Last night I caught Craig Gillespie‘s Dumb Money (Sony, 9.15), which had its big premiere in Toronto a few days ago.
It’s based upon Ben Mezrich‘s “The Anti-Social Network“, a 2021 non-fiction account of the GameStop short squeeze, which principally happened between January and March ’21.
The key narrative focus, of course, is class warfare.
Dumb Money is a Frank Capra-esque tale of a battle of influence between financially struggling, hand-to-mouth Average Joe stock investors vs. elite billionaires who tried to reap profits out of shorting GameStop.
The legacy of the 2008-through-2010 recession and movies like Margin Call (’11), The Wolf of Wall Street (’13) and The Big Short (’15) resulted in considerable hostility towards Wall Street hedge fund hotshots.
The venting of this anger was enabled by the ability of hand-to-mouth, small-time traders keeping up with fast market changes through social media investment sites like R/wallstreetbets.
I’m too dumb to fully understand the intricacies of the term “short squeeze**,” but I understand the broad strokes.
I didn’t love Dumb Money, but I paid attention to it.
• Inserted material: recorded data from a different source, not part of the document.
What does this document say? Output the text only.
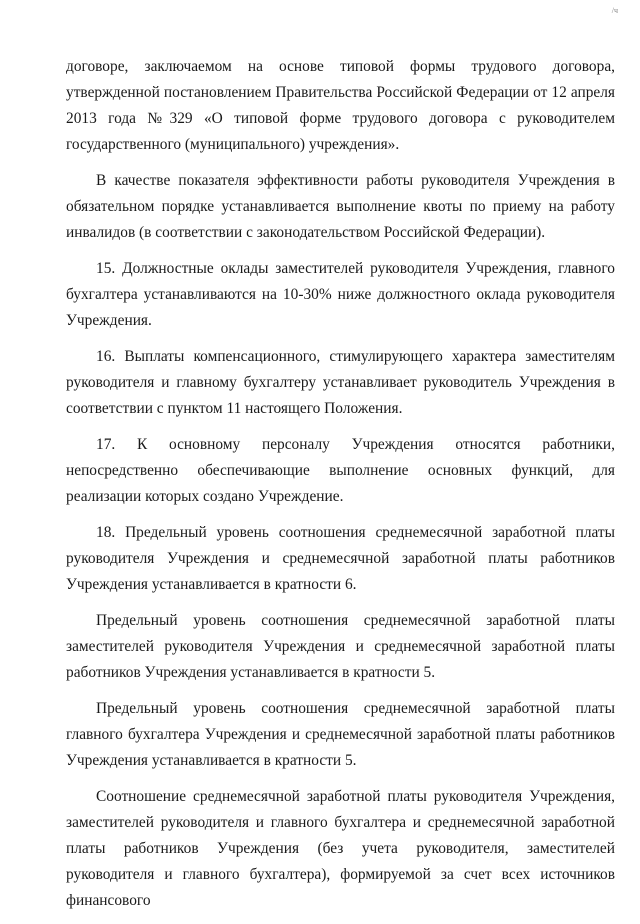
/ч

договоре, заключаемом на основе типовой формы трудового договора, утвержденной постановлением Правительства Российской Федерации от 12 апреля 2013 года №329 «О типовой форме трудового договора с руководителем государственного (муниципального) учреждения».

В качестве показателя эффективности работы руководителя Учреждения в обязательном порядке устанавливается выполнение квоты по приему на работу инвалидов (в соответствии с законодательством Российской Федерации).

15. Должностные оклады заместителей руководителя Учреждения, главного бухгалтера устанавливаются на 10-30% ниже должностного оклада руководителя Учреждения.

16. Выплаты компенсационного, стимулирующего характера заместителям руководителя и главному бухгалтеру устанавливает руководитель Учреждения в соответствии с пунктом 11 настоящего Положения.

17. К основному персоналу Учреждения относятся работники, непосредственно обеспечивающие выполнение основных функций, для реализации которых создано Учреждение.

18. Предельный уровень соотношения среднемесячной заработной платы руководителя Учреждения и среднемесячной заработной платы работников Учреждения устанавливается в кратности 6.

Предельный уровень соотношения среднемесячной заработной платы заместителей руководителя Учреждения и среднемесячной заработной платы работников Учреждения устанавливается в кратности 5.

Предельный уровень соотношения среднемесячной заработной платы главного бухгалтера Учреждения и среднемесячной заработной платы работников Учреждения устанавливается в кратности 5.

Соотношение среднемесячной заработной платы руководителя Учреждения, заместителей руководителя и главного бухгалтера и среднемесячной заработной платы работников Учреждения (без учета руководителя, заместителей руководителя и главного бухгалтера), формируемой за счет всех источников финансового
It didn’t exactly turn me on but it didn’t bore me either. I didn’t once turn on my phone. I was semi-engaged.
Paul Dano‘s performance as Keith Gill, the main stock speculator and plot-driver, is fairly compelling. The costars — Pete Davidson, American Ferrara, Seth Rogen, Vincent D’Onofrio, Nick Offerman, Anthony Ramos, Sebastian Stan and Shailene Woodley — deliver like pros.
I spent a fair amount of time wondering why the 39 year-old Dano is heavier now than he was as Brian Wilson in Bill Pohlad‘s Love and Mercy, for which he intentionally gained weight. The real Gill is semi-slender or certainly not chubby.
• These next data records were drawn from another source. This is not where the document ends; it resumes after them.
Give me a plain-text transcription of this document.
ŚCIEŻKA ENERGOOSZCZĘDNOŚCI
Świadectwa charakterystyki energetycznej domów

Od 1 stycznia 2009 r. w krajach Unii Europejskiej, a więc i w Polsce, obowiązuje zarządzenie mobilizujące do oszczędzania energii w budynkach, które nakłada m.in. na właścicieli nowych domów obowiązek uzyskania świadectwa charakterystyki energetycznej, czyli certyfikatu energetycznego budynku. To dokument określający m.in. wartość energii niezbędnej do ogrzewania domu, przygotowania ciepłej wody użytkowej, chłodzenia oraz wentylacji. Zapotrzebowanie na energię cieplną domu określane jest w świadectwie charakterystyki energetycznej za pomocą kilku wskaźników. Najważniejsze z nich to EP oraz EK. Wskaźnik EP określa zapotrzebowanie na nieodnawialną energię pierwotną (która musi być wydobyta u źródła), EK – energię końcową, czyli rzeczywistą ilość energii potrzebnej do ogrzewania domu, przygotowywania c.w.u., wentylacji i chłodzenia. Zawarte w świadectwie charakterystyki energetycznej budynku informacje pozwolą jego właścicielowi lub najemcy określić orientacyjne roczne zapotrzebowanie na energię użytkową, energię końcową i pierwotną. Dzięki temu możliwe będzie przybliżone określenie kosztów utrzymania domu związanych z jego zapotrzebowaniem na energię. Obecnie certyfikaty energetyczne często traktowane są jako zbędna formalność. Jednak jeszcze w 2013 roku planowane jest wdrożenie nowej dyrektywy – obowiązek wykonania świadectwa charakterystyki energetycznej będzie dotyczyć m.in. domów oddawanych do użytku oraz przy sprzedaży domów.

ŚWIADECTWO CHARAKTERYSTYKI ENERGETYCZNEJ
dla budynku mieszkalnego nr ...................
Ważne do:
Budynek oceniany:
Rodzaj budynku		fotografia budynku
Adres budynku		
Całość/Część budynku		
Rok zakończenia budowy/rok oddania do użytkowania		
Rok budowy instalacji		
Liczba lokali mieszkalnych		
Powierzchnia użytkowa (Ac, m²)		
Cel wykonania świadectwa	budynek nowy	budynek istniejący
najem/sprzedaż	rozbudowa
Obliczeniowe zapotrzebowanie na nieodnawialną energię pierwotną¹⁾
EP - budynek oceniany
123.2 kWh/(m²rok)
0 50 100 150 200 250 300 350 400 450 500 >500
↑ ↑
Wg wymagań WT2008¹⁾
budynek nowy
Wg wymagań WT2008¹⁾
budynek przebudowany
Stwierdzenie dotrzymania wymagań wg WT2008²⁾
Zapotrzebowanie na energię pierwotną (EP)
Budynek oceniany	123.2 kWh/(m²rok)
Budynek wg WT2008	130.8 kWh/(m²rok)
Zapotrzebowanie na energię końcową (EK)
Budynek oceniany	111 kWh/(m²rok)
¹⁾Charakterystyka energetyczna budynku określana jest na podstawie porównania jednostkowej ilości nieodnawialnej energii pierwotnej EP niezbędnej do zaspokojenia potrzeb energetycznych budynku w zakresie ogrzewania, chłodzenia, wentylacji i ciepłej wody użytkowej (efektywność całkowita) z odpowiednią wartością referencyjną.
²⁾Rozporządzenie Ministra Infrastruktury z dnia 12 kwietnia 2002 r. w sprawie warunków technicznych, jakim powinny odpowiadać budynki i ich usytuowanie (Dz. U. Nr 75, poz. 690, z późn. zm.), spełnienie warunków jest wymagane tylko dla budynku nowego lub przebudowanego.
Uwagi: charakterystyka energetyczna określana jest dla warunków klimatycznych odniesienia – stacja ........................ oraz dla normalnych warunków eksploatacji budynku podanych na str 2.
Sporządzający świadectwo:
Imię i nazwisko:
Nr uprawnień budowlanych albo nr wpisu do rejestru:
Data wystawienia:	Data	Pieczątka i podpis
Clearly Margin Call, The Big Short and The Social Network have far more pizazz and personality.
** “A short squeeze is a rapid increase in the price of a stock owing primarily to an excess of short selling of a stock rather than underlying fundamentals. A short squeeze occurs when there is a lack of supply and an excess of demand for the stock due to short sellers having to buy stocks to cover their short positions”…huh?